Unsupervised Machine Learning with Pycaret
Unsupervised machine learning is a type of machine learning where the model is trained using an unlabeled dataset. The model is supposed to find the hidden patterns and information from the given dataset by itself. <!--more--> Pycaret is a powerful open-source library in python that is used as a wrapper around several popular machine learning and data science libraries in building a machine learning model.
Table of content
- Goal
- Prerequisites
- Categories of unsupervised machine learning
- Installing Pycaret library and other dependencies
- Loading the installed packages
- Loading dataset
- Import Pycaret
- Initialize setup
- Building Model
- Assigning Clusters
- Scatter plot
- Map scatter plot onto the world map
- Making Prediction
- Conclusion
- References
Goal
In this tutorial, we shall use Pycaret to perform clustering, which is used in clustering countries into their respective continents. We will learn the basics of Pycaret by building an unsupervised machine learning model.

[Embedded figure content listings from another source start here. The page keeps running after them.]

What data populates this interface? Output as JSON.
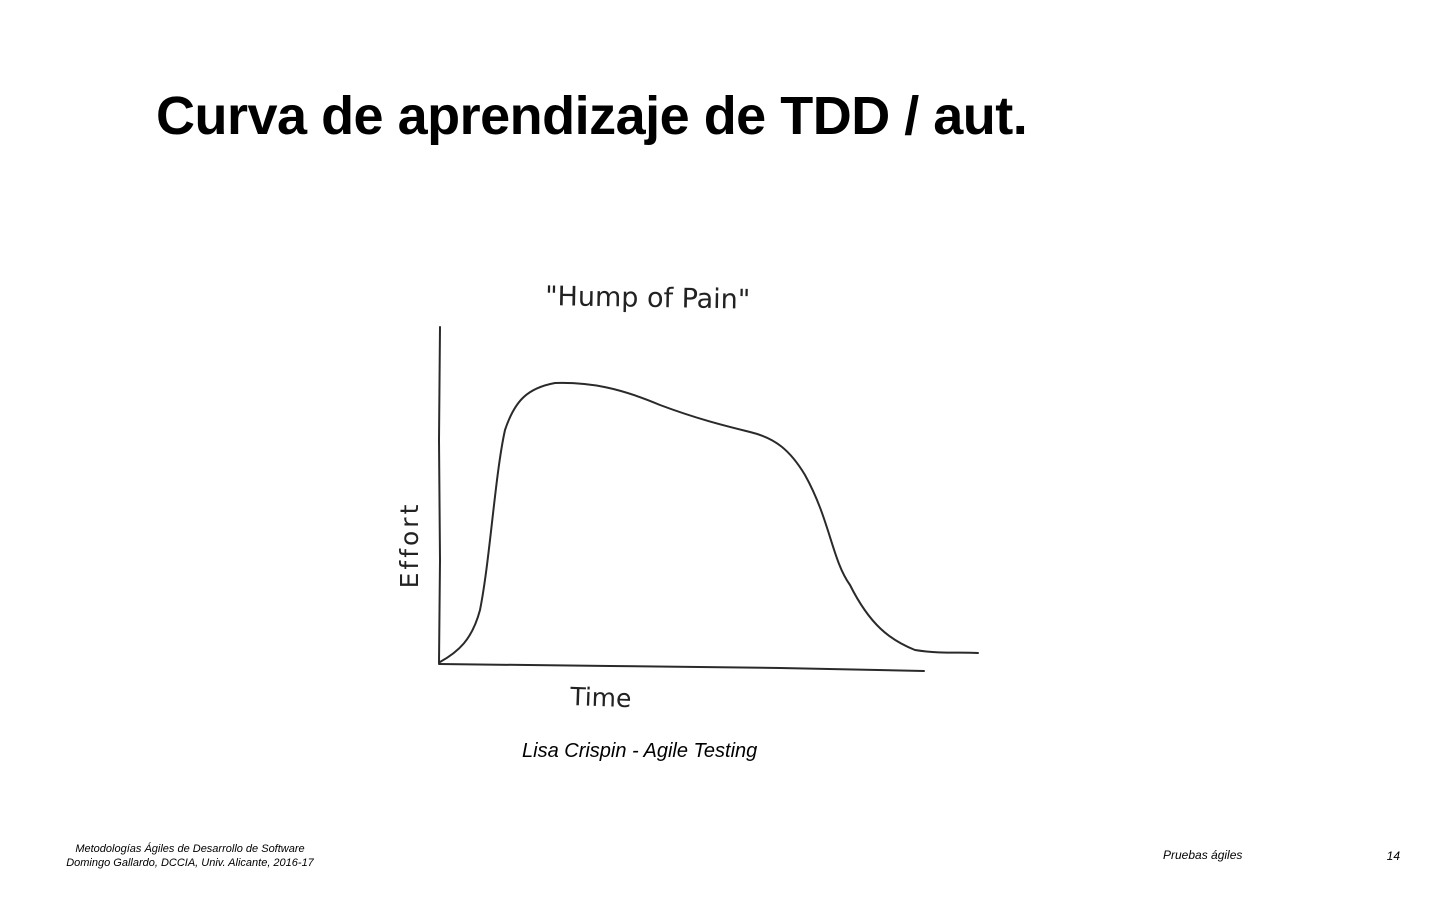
{
  "slide": {
    "title": "Curva de aprendizaje de TDD / aut.",
    "caption": "Lisa Crispin - Agile Testing"
  },
  "figure": {
    "heading": "\"Hump of Pain\"",
    "x_label": "Time",
    "y_label": "Effort"
  },
  "footer": {
    "course": "Metodologías Ágiles de Desarrollo de Software",
    "author": "Domingo Gallardo, DCCIA, Univ. Alicante, 2016-17",
    "section": "Pruebas ágiles",
    "page_number": "14"
  }
}
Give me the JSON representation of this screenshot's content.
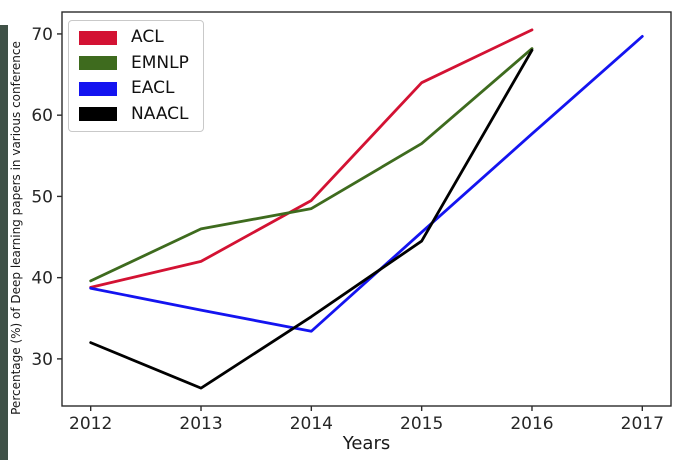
{
  "chart_data": {
    "type": "line",
    "title": "",
    "xlabel": "Years",
    "ylabel": "Percentage (%) of Deep learning papers in various conference",
    "x_ticks": [
      2012,
      2013,
      2014,
      2015,
      2016,
      2017
    ],
    "y_ticks": [
      30,
      40,
      50,
      60,
      70
    ],
    "xlim": [
      2011.74,
      2017.26
    ],
    "ylim": [
      24.2,
      72.7
    ],
    "grid": false,
    "legend_position": "upper-left",
    "series": [
      {
        "name": "ACL",
        "color": "#d31233",
        "x": [
          2012,
          2013,
          2014,
          2015,
          2016
        ],
        "values": [
          38.8,
          42.0,
          49.5,
          64.0,
          70.5
        ]
      },
      {
        "name": "EMNLP",
        "color": "#3e6b1e",
        "x": [
          2012,
          2013,
          2014,
          2015,
          2016
        ],
        "values": [
          39.6,
          46.0,
          48.5,
          56.5,
          68.2
        ]
      },
      {
        "name": "EACL",
        "color": "#1414f0",
        "x": [
          2012,
          2013,
          2014,
          2015,
          2016,
          2017
        ],
        "values": [
          38.7,
          36.0,
          33.4,
          45.6,
          57.7,
          69.7
        ]
      },
      {
        "name": "NAACL",
        "color": "#000000",
        "x": [
          2012,
          2013,
          2014,
          2015,
          2016
        ],
        "values": [
          32.0,
          26.4,
          35.2,
          44.5,
          68.0
        ]
      }
    ]
  }
}
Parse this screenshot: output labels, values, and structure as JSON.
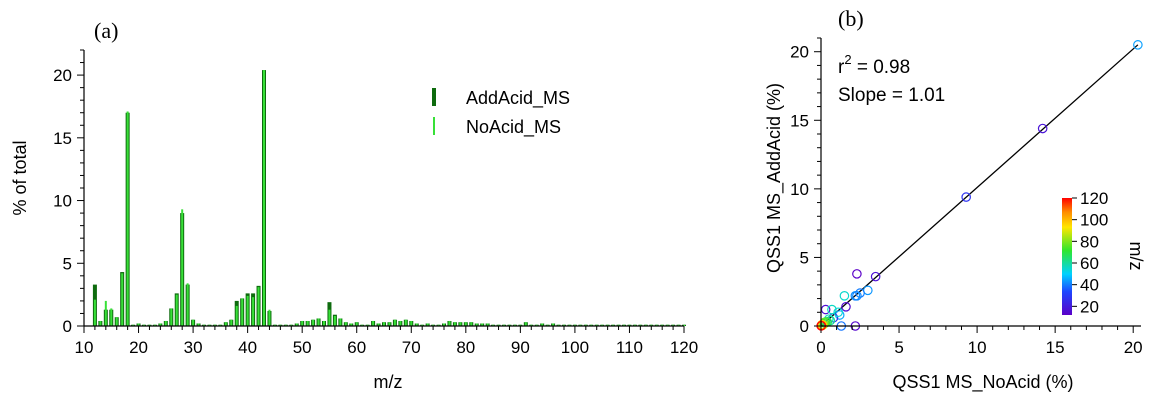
{
  "colors": {
    "add_acid": "#0e6b0e",
    "no_acid": "#38e038",
    "fit_line": "#000000"
  },
  "chart_data": [
    {
      "type": "bar",
      "panel_label": "(a)",
      "xlabel": "m/z",
      "ylabel": "% of total",
      "xlim": [
        10,
        120
      ],
      "ylim": [
        0,
        22
      ],
      "xticks": [
        "10",
        "20",
        "30",
        "40",
        "50",
        "60",
        "70",
        "80",
        "90",
        "100",
        "110",
        "120"
      ],
      "yticks": [
        "0",
        "5",
        "10",
        "15",
        "20"
      ],
      "legend": [
        "AddAcid_MS",
        "NoAcid_MS"
      ],
      "legend_position": "top-right",
      "x": [
        12,
        13,
        14,
        15,
        16,
        17,
        18,
        19,
        20,
        21,
        22,
        23,
        24,
        25,
        26,
        27,
        28,
        29,
        30,
        31,
        32,
        33,
        34,
        35,
        36,
        37,
        38,
        39,
        40,
        41,
        42,
        43,
        44,
        45,
        46,
        47,
        48,
        49,
        50,
        51,
        52,
        53,
        54,
        55,
        56,
        57,
        58,
        59,
        60,
        61,
        62,
        63,
        64,
        65,
        66,
        67,
        68,
        69,
        70,
        71,
        72,
        73,
        74,
        75,
        76,
        77,
        78,
        79,
        80,
        81,
        82,
        83,
        84,
        85,
        86,
        87,
        88,
        89,
        90,
        91,
        92,
        93,
        94,
        95,
        96,
        97,
        98,
        99,
        100,
        101,
        102,
        103,
        104,
        105,
        106,
        107,
        108,
        109,
        110,
        111,
        112,
        113,
        114,
        115,
        116,
        117,
        118,
        119,
        120
      ],
      "series": [
        {
          "name": "AddAcid_MS",
          "values": [
            3.3,
            0.4,
            1.3,
            1.3,
            0.7,
            4.3,
            17.0,
            0.1,
            0.2,
            0.1,
            0.1,
            0.1,
            0.2,
            0.4,
            1.4,
            2.6,
            9.0,
            3.3,
            0.5,
            0.2,
            0.1,
            0.1,
            0.1,
            0.1,
            0.3,
            0.5,
            2.0,
            2.2,
            2.6,
            2.6,
            3.2,
            20.4,
            1.2,
            0.1,
            0.1,
            0.1,
            0.1,
            0.2,
            0.4,
            0.4,
            0.5,
            0.6,
            0.4,
            1.9,
            0.9,
            0.6,
            0.3,
            0.2,
            0.3,
            0.1,
            0.1,
            0.4,
            0.2,
            0.3,
            0.3,
            0.5,
            0.4,
            0.5,
            0.4,
            0.2,
            0.1,
            0.2,
            0.1,
            0.1,
            0.2,
            0.4,
            0.3,
            0.3,
            0.3,
            0.3,
            0.2,
            0.2,
            0.2,
            0.1,
            0.1,
            0.1,
            0.1,
            0.1,
            0.1,
            0.3,
            0.1,
            0.1,
            0.2,
            0.1,
            0.2,
            0.1,
            0.1,
            0.1,
            0.1,
            0.1,
            0.1,
            0.1,
            0.1,
            0.1,
            0.1,
            0.1,
            0.1,
            0.1,
            0.1,
            0.1,
            0.1,
            0.1,
            0.1,
            0.1,
            0.1,
            0.1,
            0.1,
            0.1,
            0.1
          ]
        },
        {
          "name": "NoAcid_MS",
          "values": [
            2.1,
            0.4,
            2.0,
            1.4,
            0.7,
            4.2,
            17.1,
            0.1,
            0.2,
            0.1,
            0.1,
            0.1,
            0.2,
            0.4,
            1.4,
            2.5,
            9.3,
            3.4,
            0.5,
            0.2,
            0.1,
            0.1,
            0.1,
            0.1,
            0.3,
            0.5,
            1.6,
            2.2,
            2.4,
            2.3,
            3.1,
            20.4,
            1.3,
            0.1,
            0.1,
            0.1,
            0.1,
            0.2,
            0.4,
            0.4,
            0.5,
            0.6,
            0.4,
            1.3,
            0.8,
            0.6,
            0.3,
            0.2,
            0.3,
            0.1,
            0.1,
            0.4,
            0.2,
            0.3,
            0.3,
            0.5,
            0.4,
            0.5,
            0.4,
            0.2,
            0.1,
            0.2,
            0.1,
            0.1,
            0.2,
            0.4,
            0.3,
            0.3,
            0.3,
            0.3,
            0.2,
            0.2,
            0.2,
            0.1,
            0.1,
            0.1,
            0.1,
            0.1,
            0.1,
            0.3,
            0.1,
            0.1,
            0.2,
            0.1,
            0.2,
            0.1,
            0.1,
            0.1,
            0.1,
            0.1,
            0.1,
            0.1,
            0.1,
            0.1,
            0.1,
            0.1,
            0.1,
            0.1,
            0.1,
            0.1,
            0.1,
            0.1,
            0.1,
            0.1,
            0.1,
            0.1,
            0.1,
            0.1,
            0.1
          ]
        }
      ]
    },
    {
      "type": "scatter",
      "panel_label": "(b)",
      "xlabel": "QSS1 MS_NoAcid (%)",
      "ylabel": "QSS1 MS_AddAcid (%)",
      "xlim": [
        0,
        20.5
      ],
      "ylim": [
        0,
        21
      ],
      "xticks": [
        "0",
        "5",
        "10",
        "15",
        "20"
      ],
      "yticks": [
        "0",
        "5",
        "10",
        "15",
        "20"
      ],
      "annotation_r2_prefix": "r",
      "annotation_r2_exponent": "2",
      "annotation_r2_value": " = 0.98",
      "annotation_slope": "Slope = 1.01",
      "fit_slope": 1.01,
      "colorbar": {
        "label": "m/z",
        "ticks": [
          "20",
          "40",
          "60",
          "80",
          "100",
          "120"
        ],
        "range": [
          12,
          120
        ],
        "position": "bottom-right"
      },
      "points": [
        {
          "x": 20.3,
          "y": 20.5,
          "c": 44
        },
        {
          "x": 14.2,
          "y": 14.4,
          "c": 18
        },
        {
          "x": 9.3,
          "y": 9.4,
          "c": 28
        },
        {
          "x": 3.5,
          "y": 3.6,
          "c": 17
        },
        {
          "x": 2.3,
          "y": 3.8,
          "c": 12
        },
        {
          "x": 2.2,
          "y": 0.0,
          "c": 14
        },
        {
          "x": 0.3,
          "y": 1.2,
          "c": 16
        },
        {
          "x": 3.0,
          "y": 2.6,
          "c": 43
        },
        {
          "x": 2.5,
          "y": 2.4,
          "c": 40
        },
        {
          "x": 2.2,
          "y": 2.2,
          "c": 42
        },
        {
          "x": 1.6,
          "y": 1.4,
          "c": 15
        },
        {
          "x": 1.5,
          "y": 2.2,
          "c": 55
        },
        {
          "x": 2.3,
          "y": 2.2,
          "c": 41
        },
        {
          "x": 1.3,
          "y": 0.0,
          "c": 39
        },
        {
          "x": 1.2,
          "y": 0.8,
          "c": 45
        },
        {
          "x": 0.8,
          "y": 0.6,
          "c": 26
        },
        {
          "x": 0.7,
          "y": 1.2,
          "c": 56
        },
        {
          "x": 1.1,
          "y": 1.0,
          "c": 54
        },
        {
          "x": 0.5,
          "y": 0.5,
          "c": 57
        },
        {
          "x": 0.6,
          "y": 0.4,
          "c": 60
        },
        {
          "x": 0.4,
          "y": 0.3,
          "c": 67
        },
        {
          "x": 0.3,
          "y": 0.3,
          "c": 69
        },
        {
          "x": 0.25,
          "y": 0.2,
          "c": 73
        },
        {
          "x": 0.2,
          "y": 0.25,
          "c": 77
        },
        {
          "x": 0.15,
          "y": 0.1,
          "c": 81
        },
        {
          "x": 0.1,
          "y": 0.1,
          "c": 85
        },
        {
          "x": 0.1,
          "y": 0.05,
          "c": 91
        },
        {
          "x": 0.05,
          "y": 0.1,
          "c": 95
        },
        {
          "x": 0.05,
          "y": 0.05,
          "c": 100
        },
        {
          "x": 0.02,
          "y": 0.02,
          "c": 105
        },
        {
          "x": 0.03,
          "y": 0.02,
          "c": 110
        },
        {
          "x": 0.02,
          "y": 0.03,
          "c": 115
        },
        {
          "x": 0.01,
          "y": 0.01,
          "c": 120
        }
      ]
    }
  ]
}
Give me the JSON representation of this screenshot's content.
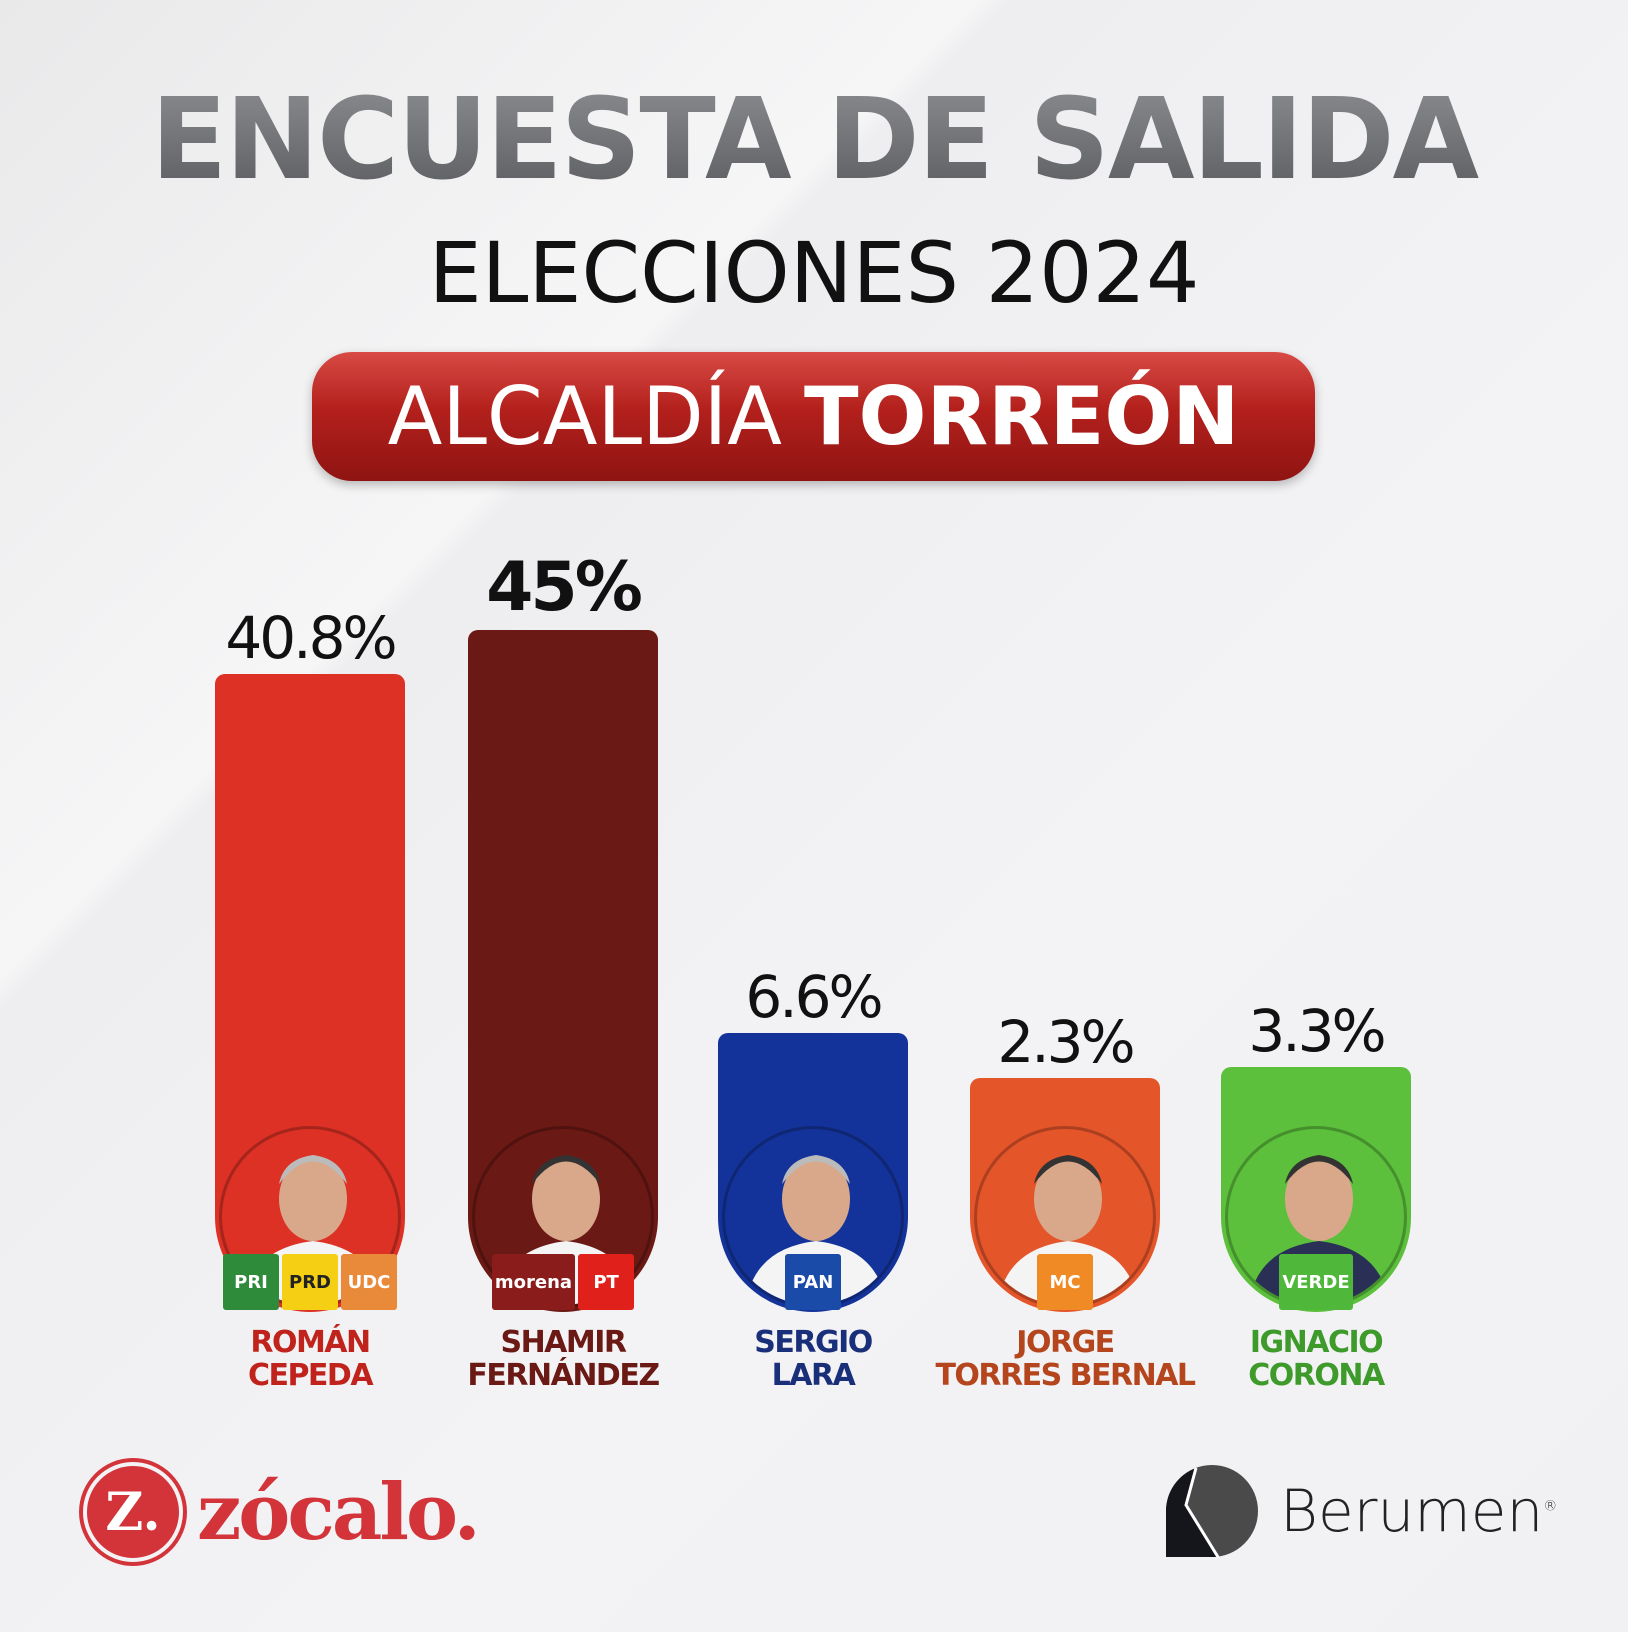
{
  "header": {
    "title": "ENCUESTA DE SALIDA",
    "subtitle": "ELECCIONES 2024",
    "region_prefix": "ALCALDÍA",
    "region_name": "TORREÓN"
  },
  "chart_data": {
    "type": "bar",
    "title": "ENCUESTA DE SALIDA - ELECCIONES 2024 - ALCALDÍA TORREÓN",
    "categories": [
      "ROMÁN CEPEDA",
      "SHAMIR FERNÁNDEZ",
      "SERGIO LARA",
      "JORGE TORRES BERNAL",
      "IGNACIO CORONA"
    ],
    "values": [
      40.8,
      45,
      6.6,
      2.3,
      3.3
    ],
    "labels": [
      "40.8%",
      "45%",
      "6.6%",
      "2.3%",
      "3.3%"
    ],
    "unit": "%",
    "xlabel": "",
    "ylabel": "",
    "candidates": [
      {
        "first": "ROMÁN",
        "last": "CEPEDA",
        "color": "#dc3124",
        "text_color": "#c0231c",
        "parties": [
          {
            "name": "PRI",
            "bg": "#2e8b3a"
          },
          {
            "name": "PRD",
            "bg": "#f5cf14"
          },
          {
            "name": "UDC",
            "bg": "#e98a3a"
          }
        ]
      },
      {
        "first": "SHAMIR",
        "last": "FERNÁNDEZ",
        "color": "#6b1914",
        "text_color": "#6b1914",
        "parties": [
          {
            "name": "morena",
            "bg": "#8a1c1c"
          },
          {
            "name": "PT",
            "bg": "#e0201a"
          }
        ]
      },
      {
        "first": "SERGIO",
        "last": "LARA",
        "color": "#14339a",
        "text_color": "#1a2f7a",
        "parties": [
          {
            "name": "PAN",
            "bg": "#1a4ba8"
          }
        ]
      },
      {
        "first": "JORGE",
        "last": "TORRES BERNAL",
        "color": "#e5552a",
        "text_color": "#b4451c",
        "parties": [
          {
            "name": "MC",
            "bg": "#f08a24"
          }
        ]
      },
      {
        "first": "IGNACIO",
        "last": "CORONA",
        "color": "#5cc03c",
        "text_color": "#3e9a2a",
        "parties": [
          {
            "name": "VERDE",
            "bg": "#4fb83a"
          }
        ]
      }
    ]
  },
  "footer": {
    "left_logo": "zócalo.",
    "left_logo_mark": "Z.",
    "right_logo": "Berumen",
    "right_logo_mark": "®"
  }
}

As compared to other machine learning libraries such as Scikit-learn, Pycaret is simple and easy to use due to fewer lines of code that one has to write. This increases the productivity of a developer since the developer spends less time coding.
Prerequisites
To follow along with this tutorial, you need to have:
- Python installed on your machine.
- A basic understanding of Jupyter Notebook or Google Colab.
- A good understanding of Python.
- Latest version of Pycaret installed on your machine.
NOTE: We will be using Google Colab in this tutorial since it is a powerful notebook for building a model.
Categories of unsupervised machine learning
Unsupervised machine learning is categorized into clustering and association.
Clustering
Clustering involves grouping different objects into clusters, such that objects with the most similarities will be placed in one group and those that have little or no similarity in another.
The usefulness of clustering:
- Pattern recognition.
- Image Analysis.
- Search engines, image search.
- Customer and market segmentation.
- Outlier Detection in credit fraud detection.
- Clustering of different documents together.
- Recommending similar songs, videos, and movies as used in big companies such as YouTube, Spotify, Netflix, and Spotify.
Association
Allows you to find how different data models in a dataset relate and how their relationships affect the whole dataset. Association is used in the market-based analysis, to determine which products will be bought together.
Installing Pycaret library and other dependencies
Since we are using Google Colab use the following command to install Pycaret.
!pip install pycaret
We also need to install other dependencies such as Pandas, Matplotlib and Seaborn.
1. Pandas: Pandas is used for data manipulation and analysis, it's also used for importing and reading our CSV file dataset.
2. Matplotlib: This will be used as a plotting library and is used for visualization purposes through the drawing of statistical graphs.
3. Seaborn: Seaborn is also used for data visualization and is built on top of the Matplotlib library and builds more intuitive graphs.
We use the following command to install the above libraries.
pip install pandas matplotlib seaborn
Loading the installed packages
To use these packages, we need to load them into our machine.
import pandas as pd
import matplotlib.pyplot as plt
import seaborn as sns
%matplotlib inline
Loading dataset
We need to load the dataset using Pandas
, this dataset will be used to build and train our model. The dataset used is made up of four columns namely: country
, latitude
, longitude
, and name
as shown below.
In the above link, you can download the CSV file of our dataset so that we can be able to load it into our machine. Name the downloaded dataset as countries_dataset.csv
. We can use Pandas to read our dataset.
df = pd.read_csv("countries_dataset.csv")
Use the following command to take a look at the first 5 rows of our loaded data:
df.head
Import Pycaret
We have to import Pycaret so that we can start using it to build our model.
import pycaret.clustering as pc
Initialize setup
We initialize our setup by using the setup()
method. During initialization, ignore country
and name
columns, since they will not affect our model so we will not need them.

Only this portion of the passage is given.